I looked around the area and was surprised to see that even though there had been numerous animals moving about, there was almost no sign of tracks this morning; even my tracks in the sand from the day before were gone.  As I watched I could see my tracks from this morning disappearing, only in places where there was some dampness to the sand did the tracks remain.  I took a small handful of sand and looked at it closely, and I realized why.  Most sand that I had seen back on Earth had rough edges on it, but these grains of sand were rounded on the edges, meaning they would collapse easily and not hold the shapes of tracks for long, especially if dry.  I had been able to track the woewe the day before because the sand was still damp from the earlier storms, but now the sands were rapidly drying out.  I wondered just how often rains fell on this planet.

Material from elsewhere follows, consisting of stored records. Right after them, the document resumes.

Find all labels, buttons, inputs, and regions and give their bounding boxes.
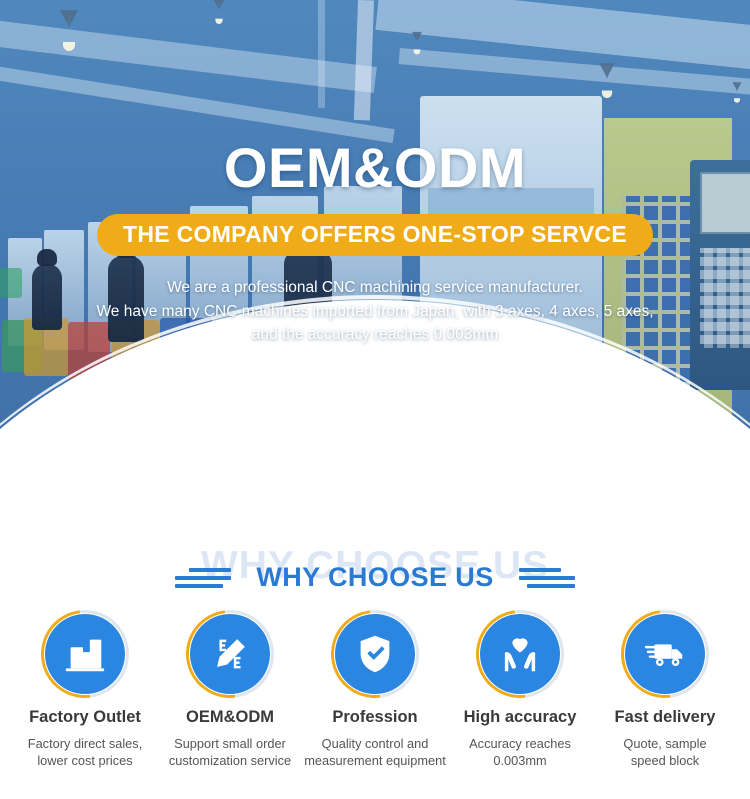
why-choose-us-section: WHY CHOOSE US WHY CHOOSE US [0,512,750,770]
feature-title: OEM&ODM [159,708,301,728]
hero-banner-row: THE COMPANY OFFERS ONE-STOP SERVCE [0,214,750,256]
hero-description: We are a professional CNC machining serv… [0,276,750,347]
hero-description-line-3: and the accuracy reaches 0.003mm [0,323,750,347]
feature-description: Accuracy reaches 0.003mm [449,735,591,770]
pencil-design-icon [190,614,270,694]
feature-icon-wrapper [335,614,415,694]
feature-desc-line-1: Quality control and [322,736,429,751]
feature-card-high-accuracy[interactable]: High accuracy Accuracy reaches 0.003mm [449,614,591,770]
feature-desc-line-1: Support small order [174,736,286,751]
feature-desc-line-1: Quote, sample [623,736,706,751]
feature-title: Profession [304,708,446,728]
feature-description: Support small order customization servic… [159,735,301,770]
feature-icon-wrapper [45,614,125,694]
feature-desc-line-1: Accuracy reaches [469,736,571,751]
feature-description: Quote, sample speed block [594,735,736,770]
feature-title: Factory Outlet [14,708,156,728]
section-header: WHY CHOOSE US WHY CHOOSE US [0,512,750,590]
feature-icon-wrapper [625,614,705,694]
feature-card-profession[interactable]: Profession Quality control and measureme… [304,614,446,770]
feature-title: Fast delivery [594,708,736,728]
buildings-icon [45,614,125,694]
feature-card-oem-odm[interactable]: OEM&ODM Support small order customizatio… [159,614,301,770]
feature-description: Quality control and measurement equipmen… [304,735,446,770]
page-title: OEM&ODM [0,140,750,196]
hands-heart-icon [480,614,560,694]
delivery-truck-icon [625,614,705,694]
feature-card-fast-delivery[interactable]: Fast delivery Quote, sample speed block [594,614,736,770]
hero-text-block: OEM&ODM THE COMPANY OFFERS ONE-STOP SERV… [0,0,750,347]
feature-desc-line-2: 0.003mm [493,753,546,768]
hero-description-line-1: We are a professional CNC machining serv… [0,276,750,300]
section-title: WHY CHOOSE US [256,564,493,591]
feature-desc-line-2: measurement equipment [304,753,446,768]
decorative-lines-left-icon [175,568,231,588]
feature-desc-line-2: customization service [169,753,291,768]
feature-desc-line-2: speed block [631,753,699,768]
feature-description: Factory direct sales, lower cost prices [14,735,156,770]
section-title-row: WHY CHOOSE US [0,564,750,591]
feature-desc-line-1: Factory direct sales, [28,736,143,751]
shield-check-icon [335,614,415,694]
feature-title: High accuracy [449,708,591,728]
feature-list: Factory Outlet Factory direct sales, low… [0,590,750,770]
feature-icon-wrapper [190,614,270,694]
feature-icon-wrapper [480,614,560,694]
hero-tagline-banner: THE COMPANY OFFERS ONE-STOP SERVCE [97,214,653,256]
decorative-lines-right-icon [519,568,575,588]
feature-card-factory-outlet[interactable]: Factory Outlet Factory direct sales, low… [14,614,156,770]
hero-description-line-2: We have many CNC machines imported from … [0,300,750,324]
feature-desc-line-2: lower cost prices [37,753,132,768]
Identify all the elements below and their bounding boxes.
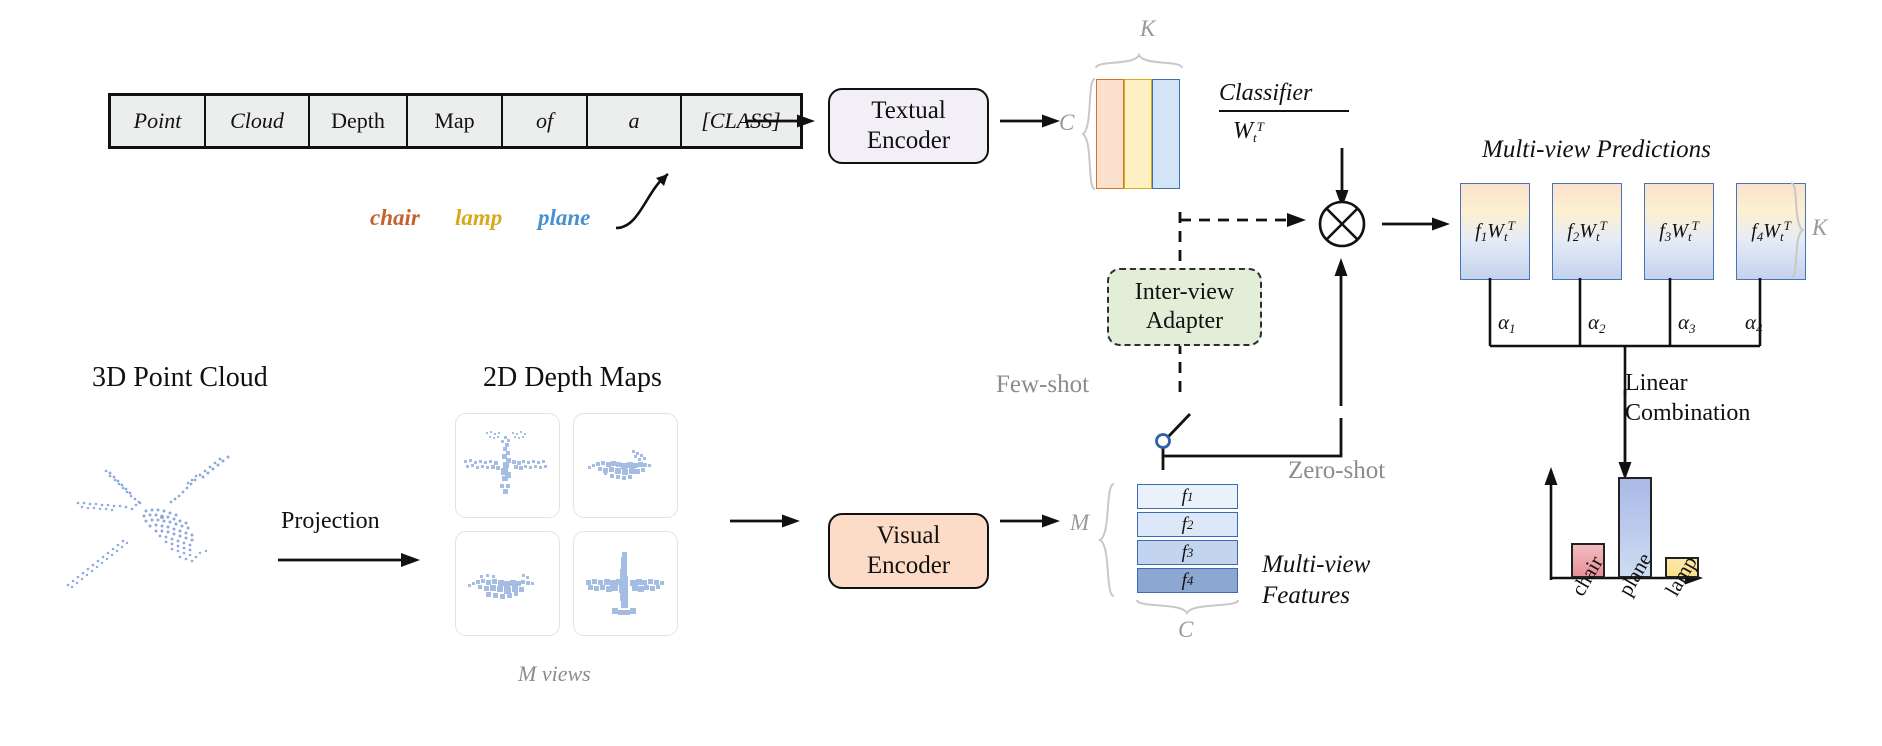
dashed-arrow-adapter-to-operator	[1180, 212, 1310, 228]
depth-maps-caption: M views	[518, 661, 591, 687]
class-curved-arrow	[600, 150, 710, 240]
classifier-weight-sup: T	[1257, 119, 1264, 134]
classifier-title: Classifier	[1219, 80, 1312, 107]
arrow-features-to-operator	[1333, 258, 1349, 408]
arrow-textual-encoder-to-classifier	[1000, 113, 1062, 129]
arrow-operator-to-predictions	[1382, 216, 1454, 232]
point-cloud-title: 3D Point Cloud	[92, 362, 268, 394]
multi-view-features-caption: Multi-view Features	[1262, 550, 1370, 611]
arrow-depthmaps-to-visual-encoder	[730, 513, 802, 529]
arrow-prompt-to-textual-encoder	[745, 113, 817, 129]
predictions-brace-label-K: K	[1812, 215, 1827, 241]
multi-view-feature-stack: f1 f2 f3 f4	[1137, 484, 1238, 596]
prompt-token: Cloud	[206, 96, 310, 146]
depth-maps-title: 2D Depth Maps	[483, 362, 662, 394]
prediction-f3: f3WtT	[1659, 218, 1699, 245]
alpha-4: α4	[1745, 310, 1763, 337]
arrow-visual-encoder-to-features	[1000, 513, 1062, 529]
features-brace-label-M: M	[1070, 510, 1089, 536]
alpha-1: α1	[1498, 310, 1516, 337]
depth-map-tile-3	[455, 531, 560, 636]
prediction-f2: f2WtT	[1567, 218, 1607, 245]
depth-map-4-visual	[574, 532, 677, 635]
class-word-plane: plane	[538, 205, 590, 231]
classifier-brace-label-K: K	[1140, 16, 1155, 42]
classifier-weight-symbol: WtT	[1233, 118, 1264, 146]
adapter-line1: Inter-view	[1135, 278, 1234, 307]
feature-row-2: f2	[1137, 512, 1238, 537]
point-cloud-visual	[60, 435, 280, 595]
class-word-chair: chair	[370, 205, 420, 231]
feature-row-3: f3	[1137, 540, 1238, 565]
features-caption-line2: Features	[1262, 581, 1370, 612]
prompt-token: of	[503, 96, 588, 146]
linear-combination-line1: Linear	[1625, 368, 1750, 398]
linear-combination-label: Linear Combination	[1625, 368, 1750, 428]
prompt-token: Depth	[310, 96, 408, 146]
classifier-top-brace	[1096, 52, 1182, 69]
visual-encoder-line2: Encoder	[867, 551, 950, 582]
inter-view-adapter-box[interactable]: Inter-view Adapter	[1107, 268, 1262, 346]
classifier-brace-label-C: C	[1059, 110, 1074, 136]
predictions-right-brace	[1790, 183, 1806, 278]
classifier-column-chair	[1096, 79, 1124, 189]
tensor-product-icon	[1310, 192, 1374, 256]
features-brace-label-C: C	[1178, 617, 1193, 643]
predictions-title: Multi-view Predictions	[1482, 136, 1711, 164]
features-caption-line1: Multi-view	[1262, 550, 1370, 581]
projection-label: Projection	[281, 508, 380, 535]
few-shot-label: Few-shot	[996, 371, 1089, 399]
alpha-2: α2	[1588, 310, 1606, 337]
alpha-3: α3	[1678, 310, 1696, 337]
prompt-token: a	[588, 96, 682, 146]
textual-encoder-line2: Encoder	[867, 126, 950, 157]
prediction-box-3: f3WtT	[1644, 183, 1714, 280]
prompt-token: Point	[111, 96, 206, 146]
visual-encoder-line1: Visual	[877, 521, 941, 552]
depth-map-tile-4	[573, 531, 678, 636]
prediction-f1: f1WtT	[1475, 218, 1515, 245]
visual-encoder-box[interactable]: Visual Encoder	[828, 513, 989, 589]
classifier-matrix	[1096, 79, 1180, 189]
prompt-token: Map	[408, 96, 503, 146]
prediction-box-2: f2WtT	[1552, 183, 1622, 280]
depth-map-1-visual	[456, 414, 559, 517]
features-left-brace	[1098, 484, 1116, 596]
depth-map-tile-1	[455, 413, 560, 518]
arrow-projection	[278, 552, 422, 568]
class-word-lamp: lamp	[455, 205, 502, 231]
classifier-fraction-rule	[1219, 110, 1349, 112]
prediction-box-1: f1WtT	[1460, 183, 1530, 280]
depth-map-tile-2	[573, 413, 678, 518]
zero-shot-label: Zero-shot	[1288, 457, 1385, 485]
classifier-column-lamp	[1124, 79, 1152, 189]
depth-map-3-visual	[456, 532, 559, 635]
adapter-line2: Adapter	[1146, 307, 1223, 336]
prediction-boxes: f1WtT f2WtT f3WtT f4WtT	[1460, 183, 1806, 280]
textual-encoder-line1: Textual	[871, 96, 946, 127]
feature-row-4: f4	[1137, 568, 1238, 593]
feature-row-1: f1	[1137, 484, 1238, 509]
prediction-f4: f4WtT	[1751, 218, 1791, 245]
prompt-token-table: Point Cloud Depth Map of a [CLASS]	[108, 93, 803, 149]
classifier-left-brace	[1081, 79, 1097, 189]
textual-encoder-box[interactable]: Textual Encoder	[828, 88, 989, 164]
classifier-weight-W: W	[1233, 118, 1253, 144]
classifier-column-plane	[1152, 79, 1180, 189]
depth-map-2-visual	[574, 414, 677, 517]
features-bottom-brace	[1137, 600, 1238, 616]
linear-combination-line2: Combination	[1625, 398, 1750, 428]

I walked over to the edge of the narrow canyon where the muralam had vanished the night before and looked over the edge.  Just about a meter below the edge I noticed a small ledge sticking out that ran down a slope of the cliff face leading lower into the canyon.   It was only about 300 millimeters wide, not big enough for the woewe but certainly ample for the muralam to have escaped safely.  I wondered if the woewe had gone down through the gully I had discovered the prior day and into the canyon to find the muralam, or even if it was intelligent enough to realize that by going that route it would take it to where the muralam would reach the canyon floor.  Somehow I suspected the woewe fully understood where the muralam was going and how to get there.  It was possible that the muralam didn’t descend all the way to the canyon floor.  Probably there were small caves or holes in the canyon walls where the muralam was hiding or even lived.  Certainly that would make sense.  It would provide protection from predators like the woewe and would shelter against the frequent solar flares, as well as moderate rains and flooding.  Though, a storm like the one a few days earlier would have required seeking higher ground.  If the muralam did live in caves or holes in the cliff face, how did they survive the flooding of the day before and just where did they go?